The amount of experimental information available regarding the thermochemistry of radicals is limited because of the inherent instability of such species. Therefore, theory has a potentially useful complementary role to play. However, the theoretical determination of radical thermochemistry is not without its own difficulties, and thus a careful assessment of accuracy needs to be carried out before theoretical procedures can be used routinely in this area. Steps in this direction are described in this chapter.

An important general conclusion is that unrestricted procedures such as UMP2 may perform poorly in the case of radicals for which there is significant spin contamination in the underlying UHF wavefunction.

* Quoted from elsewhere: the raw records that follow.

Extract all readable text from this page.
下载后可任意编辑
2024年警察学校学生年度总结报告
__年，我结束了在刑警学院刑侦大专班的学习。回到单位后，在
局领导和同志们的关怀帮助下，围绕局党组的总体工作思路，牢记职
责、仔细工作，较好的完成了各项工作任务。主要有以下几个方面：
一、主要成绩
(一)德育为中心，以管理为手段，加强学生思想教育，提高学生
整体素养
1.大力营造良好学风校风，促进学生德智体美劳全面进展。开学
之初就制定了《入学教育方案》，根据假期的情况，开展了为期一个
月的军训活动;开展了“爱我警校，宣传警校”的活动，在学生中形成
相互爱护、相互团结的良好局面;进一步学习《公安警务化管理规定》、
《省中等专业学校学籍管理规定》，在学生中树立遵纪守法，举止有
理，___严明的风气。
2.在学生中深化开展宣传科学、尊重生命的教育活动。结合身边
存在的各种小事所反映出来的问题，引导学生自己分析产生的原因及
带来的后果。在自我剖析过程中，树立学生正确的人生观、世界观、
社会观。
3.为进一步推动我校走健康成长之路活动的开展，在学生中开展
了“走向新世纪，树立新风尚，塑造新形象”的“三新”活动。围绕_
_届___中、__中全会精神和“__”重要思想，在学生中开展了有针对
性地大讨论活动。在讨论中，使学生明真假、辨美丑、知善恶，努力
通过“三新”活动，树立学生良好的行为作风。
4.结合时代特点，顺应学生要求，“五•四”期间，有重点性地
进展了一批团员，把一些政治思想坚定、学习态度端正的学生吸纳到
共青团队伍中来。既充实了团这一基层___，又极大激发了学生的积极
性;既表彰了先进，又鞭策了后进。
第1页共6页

Under such circumstances, it is safest to avoid the use of the UHF and UMP2 approximations entirely. The B3LYP procedure appears to be much less sensitive to spin contamination. It is recommended in place of the UHF and UMP2 methods for geometry and frequency predictions in cases where the still more reliable CCSD(T) procedure is not feasible.

High-level compound methods such as Gn, CBS, and generally perform well in describing radical thermochemistry. However, the reliability of the standard Gn and CBS procedures for radical thermochemistry may generally be improved through modifications (designated RAD) that involve UB3LYP instead of UHF or UMP2 geometries and/or frequencies, RMP2 in place of UMP2 in the additivity steps (of Gn), and CCSD(T) in place of QCISD(T) as the ultimate correlation level. The modified procedures generally perform well in the test cases examined, which include the calculation of heats of formation, bond dissociation energies, radical stabilization energies, and barriers and reaction enthalpies for radical addition reactions.

The B3LYP procedure, while not as reliable for thermochemistry as its higher-level counterparts, is much less expensive computationally and is generally a reasonable cost-effective alternative.